Visualize all entries of a tensor, with indices mapped into the plane and values mapped into a color wheel.

Parameters:

• tensor (Tensor) – The tensor to visualize.

• skew_factor (float, optional) – When there are more than two dimensions, a factor to scale the rotations by to avoid overlapping data points.

• size_map (bool, optional) – Whether to map the tensor value magnitudes to marker size.

• size_scale (float, optional) – An overall factor to scale the marker size by.

• alpha_map (bool, optional) – Whether to map the tensor value magnitudes to marker alpha.

• alpha_pow (float, optional) – The power to raise the magnitude to when mapping to alpha.

• alpha (float, optional) – The overall alpha to use for all markers if not alpha_map.

• show_lattice (bool, optional) – Show a small grey dot for every ‘lattice’ point regardless of value.

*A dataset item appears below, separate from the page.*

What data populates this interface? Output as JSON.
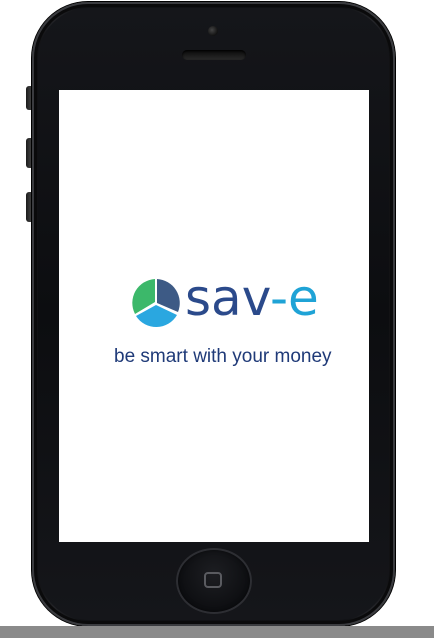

• lattice_opts (dict, optional) – Options to pass to maplotlib.Axis.scatter for the lattice points.

• linewidths (float, optional) – The linewidth to use for the markers.

• marker (str, optional) – The marker to use for the markers.

• figsize (tuple, optional) – The size of the figure to create, if ax is not provided.

• ax (matplotlib.Axis, optional) – The axis to draw to. If not provided, a new figure will be created.

Returns:

• fig (matplotlib.Figure) – The figure containing the plot, or None if ax was provided.

• ax (matplotlib.Axis) – The axis containing the plot.

quimb.tensor.drawing.choose_squarest_grid(x)

quimb.tensor.drawing.visualize_tensors(tn, mode='network', r=None, r_scale=1.0, figsize=None, **visualize_opts)

Visualize all the entries of every tensor in this network.

Parameters:

• tn (TensorNetwork) – The tensor network to visualize.

• mode ({'network', 'grid', 'row', 'col'}, optional) –

  How to arrange each tensor’s visualization.

  • 'network': arrange each tensor’s visualization according to the

    automatic layout given by draw.

  • 'grid': arrange each tensor’s visualization in a grid.

  • 'row': arrange each tensor’s visualization horizontally.

  • 'col': arrange each tensor’s visualization vertically.

• r (float, optional) – The absolute radius of each tensor’s visualization, when mode='network'.

• r_scale (float, optional) – A relative scaling factor for the radius of each tensor’s visualization, when mode='network'.

• figsize (tuple, optional) – The size of the figure to create, if ax is not provided.

• visualize_opts – Supplied to visualize_tensor.